Farida Khambata is one of the most high profile women directors across several company boards in emerging markets. Global strategist at US-based alternate asset management firm Cartica, she was earlier a member of the management group at International Finance Corporation, World Bank's private sector arm. She served as regional vice-president in charge of all operations in East Asia and the Pacific, South Asia, Latin America and the Caribbean and the global manufacturing cluster. Khambata was responsible for strategy, investment operations and advisory services in IFC member countries in these regions, which account for three-quarters of all IFC's investments.
Recently she joined the board of Tata Sons as the first professional woman director. Khambata talks to Abhineet Kumar on corporate governance issues in India. Edited excerpts:
Do you think we have achieved necessary diversity on companies’ boards with the Sebi’s directive to appoint woman directors?Gender is just one aspect of diversity. There is always room for improvement. One of the things we notice about Indian boards is that people hire directors, who tend to continue for many years, even though the underlying business may have changed. The requirement of the boards is often not reflected in the skills that the boards have. Though, the Sebi is trying to address the issue by requiring a rotation of directors, it is something Indian boards lack in comparison to other international boards.
We have concrete examples that show that having women directors on board is a sensible thing to do. A Credit Suisse study shows that stocks of companies with at least one woman director on board outperformed those with no woman by 26 per cent over six years. It also helps when you have people who have a different perspective on the world in terms expecting and questioning the board. So, Sebi’s directive has certainly helped achieve this.
A large number of Indian boards have promoter family members joining at young age. How healthy is this trend?
Promoter family members on board are pretty universal, and to an extent shows that share holder structure is being replicated. But in many of the emerging markets, we have seen promoters first send their kids outside their family business to work for a fairly significant period of time. So, overtime they learn to see serious evaluations in terms of their performance and after that they come back on a company’s board.
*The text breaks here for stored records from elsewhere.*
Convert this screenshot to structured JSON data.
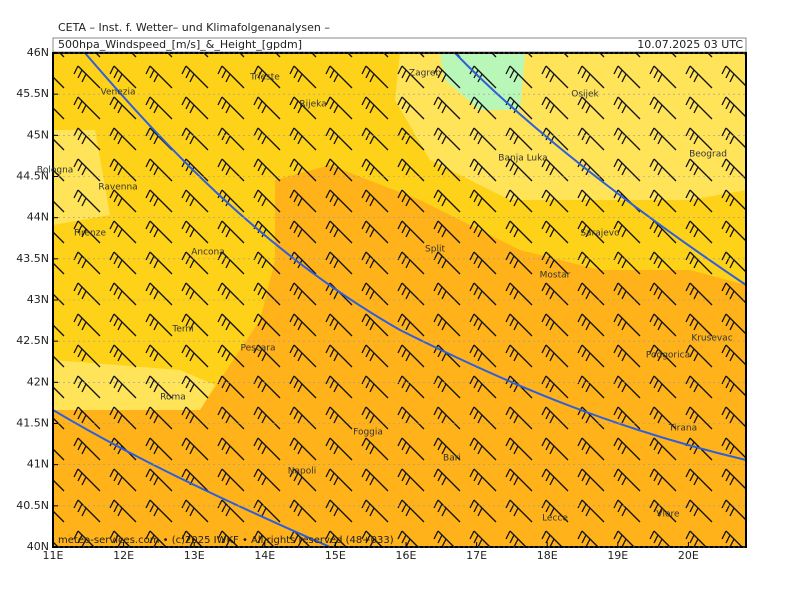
{
  "header": {
    "institute": "CETA – Inst. f. Wetter– und Klimafolgenanalysen –",
    "product": "500hpa_Windspeed_[m/s]_&_Height_[gpdm]",
    "valid": "10.07.2025 03 UTC"
  },
  "axes": {
    "lat": [
      "46N",
      "45.5N",
      "45N",
      "44.5N",
      "44N",
      "43.5N",
      "43N",
      "42.5N",
      "42N",
      "41.5N",
      "41N",
      "40.5N",
      "40N"
    ],
    "lon": [
      "11E",
      "12E",
      "13E",
      "14E",
      "15E",
      "16E",
      "17E",
      "18E",
      "19E",
      "20E"
    ]
  },
  "cities": [
    "Trieste",
    "Venezia",
    "Zagreb",
    "Rijeka",
    "Osijek",
    "Bologna",
    "Ravenna",
    "Banja Luka",
    "Beograd",
    "Firenze",
    "Sarajevo",
    "Ancona",
    "Split",
    "Mostar",
    "Terni",
    "Pescara",
    "Podgorica",
    "Krusevac",
    "Roma",
    "Tirana",
    "Foggia",
    "Bari",
    "Napoli",
    "Lecce",
    "Vlore"
  ],
  "footer": "meteo-services.com • (c)2025 IWKF • All rights reserved (48+033)"
}
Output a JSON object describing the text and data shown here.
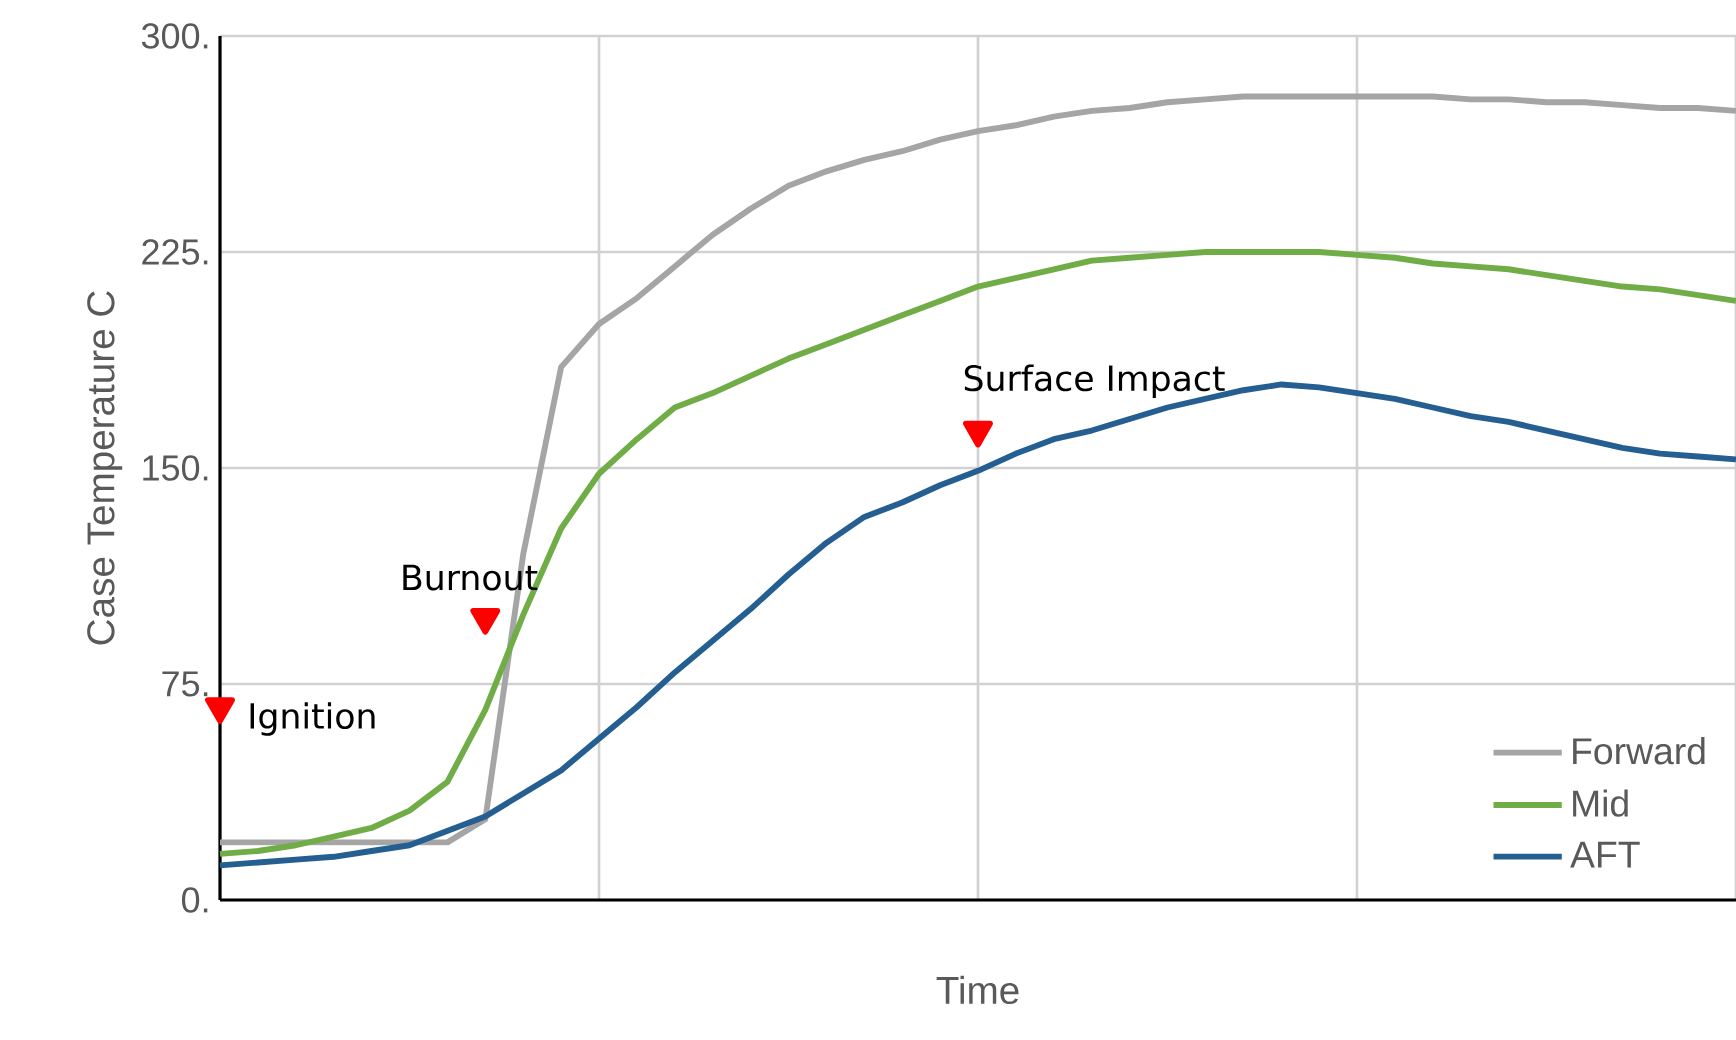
{
  "chart_data": {
    "type": "line",
    "xlabel": "Time",
    "ylabel": "Case Temperature C",
    "categories": [
      null,
      null,
      null,
      null,
      null,
      null,
      null,
      null,
      null,
      null,
      null,
      null,
      null,
      null,
      null,
      null,
      null,
      null,
      null,
      null,
      null,
      null,
      null,
      null,
      null,
      null,
      null,
      null,
      null,
      null,
      null,
      null,
      null,
      null,
      null,
      null,
      null,
      null,
      null,
      null,
      null
    ],
    "ylim": [
      0,
      300
    ],
    "yticks": [
      {
        "value": 0,
        "label": "0."
      },
      {
        "value": 75,
        "label": "75."
      },
      {
        "value": 150,
        "label": "150."
      },
      {
        "value": 225,
        "label": "225."
      },
      {
        "value": 300,
        "label": "300."
      }
    ],
    "grid": true,
    "legend": "bottom right",
    "line_style": "solid",
    "marker": "none",
    "series": [
      {
        "name": "Forward",
        "color": "#a5a5a5",
        "values": [
          20,
          20,
          20,
          20,
          20,
          20,
          20,
          28,
          120,
          185,
          200,
          209,
          220,
          231,
          240,
          248,
          253,
          257,
          260,
          264,
          267,
          269,
          272,
          274,
          275,
          277,
          278,
          279,
          279,
          279,
          279,
          279,
          279,
          278,
          278,
          277,
          277,
          276,
          275,
          275,
          274
        ]
      },
      {
        "name": "Mid",
        "color": "#70ad47",
        "values": [
          16,
          17,
          19,
          22,
          25,
          31,
          41,
          66,
          99,
          129,
          148,
          160,
          171,
          176,
          182,
          188,
          193,
          198,
          203,
          208,
          213,
          216,
          219,
          222,
          223,
          224,
          225,
          225,
          225,
          225,
          224,
          223,
          221,
          220,
          219,
          217,
          215,
          213,
          212,
          210,
          208
        ]
      },
      {
        "name": "AFT",
        "color": "#255e91",
        "values": [
          12,
          13,
          14,
          15,
          17,
          19,
          24,
          29,
          37,
          45,
          56,
          67,
          79,
          90,
          101,
          113,
          124,
          133,
          138,
          144,
          149,
          155,
          160,
          163,
          167,
          171,
          174,
          177,
          179,
          178,
          176,
          174,
          171,
          168,
          166,
          163,
          160,
          157,
          155,
          154,
          153
        ]
      },
      {
        "type": "scatter",
        "marker": "triangle",
        "color": "#ff0000",
        "values": [
          67,
          null,
          null,
          null,
          null,
          null,
          null,
          98,
          null,
          null,
          null,
          null,
          null,
          null,
          null,
          null,
          null,
          null,
          null,
          null,
          163,
          null,
          null,
          null,
          null,
          null,
          null,
          null,
          null,
          null,
          null,
          null,
          null,
          null,
          null,
          null,
          null,
          null,
          null,
          null,
          null
        ]
      }
    ],
    "annotations": [
      "Ignition",
      "Burnout",
      "Surface Impact"
    ]
  }
}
I understand that a lot of promoters would like their children to be exposed to the board at an early stage. But one can achieve that with making the child make presentation to the board. India still has some way to go.
What other governance issues India needs to catch up?
I think the new Companies Act and Sebi regulations are major steps in the right direction. I think there are generally two broad issues. First is the issue of disclosure and second, enforceability. If we look at first one, there are voluntary and mandatory disclosures. In the US, material contracts are required to be public domain information. That is still not done in India. We are now seeing firms trying to summarise material contracts, but they do not put the actual contract out on the website.
Then you have the question of enforceability and we find that even on the mandatory side, we are somewhat lagging. Among the BSE 100 companies, we found out that only 41 met mandatory requirements. We have the rules. There may be the need to clean up and modify the laws and the rules, but the real issue of corporate governance is enforceability.
Multinational firm Louis Berger has got entangled into a bribery scam. How could the board of these global firms ensure that their practices are fair in India?
I do not think this is just a multinational company’s problem in India. It is a pretty global problem. The OECD (Organisation for Economic Co-operation and Development) countries have anti bribery convention — 34 OECD countries have signed up. Seven emerging market countries, including Argentina, Brazil, Bulgaria, Russia and South Africa, have also voluntarily signed up. They have used it to define what is acceptable and say bribery is not acceptable.
Clearly, the board member is completely distant from the operating department, but I think it is the role of the board to make sure there are enough checks and balances in the system and enough conscious control to check this from happening. Having said that, we know it does happen, there is always the trade-off between giving autonomy to operating units on the one hand and control on the other. One has to manage the fine balance.
What are the constraints that you see for directors on a company’s board that is led by a promoter family?
When people are appointed by the chief executive officer (CEO), they think they are beholden to the CEO. And if they have been on the board for a long period, they become a part of the family. And just by the longevity, they lose their independence and ability to criticise. Also, if they feel that by criticising they may lose the position and if that is important to their economic welfare, it becomes difficult for them to be objective and critical.
Correction: The earlier version incorrectly mentioned that Farida Khambata was director, Tata Motors. We regret the error.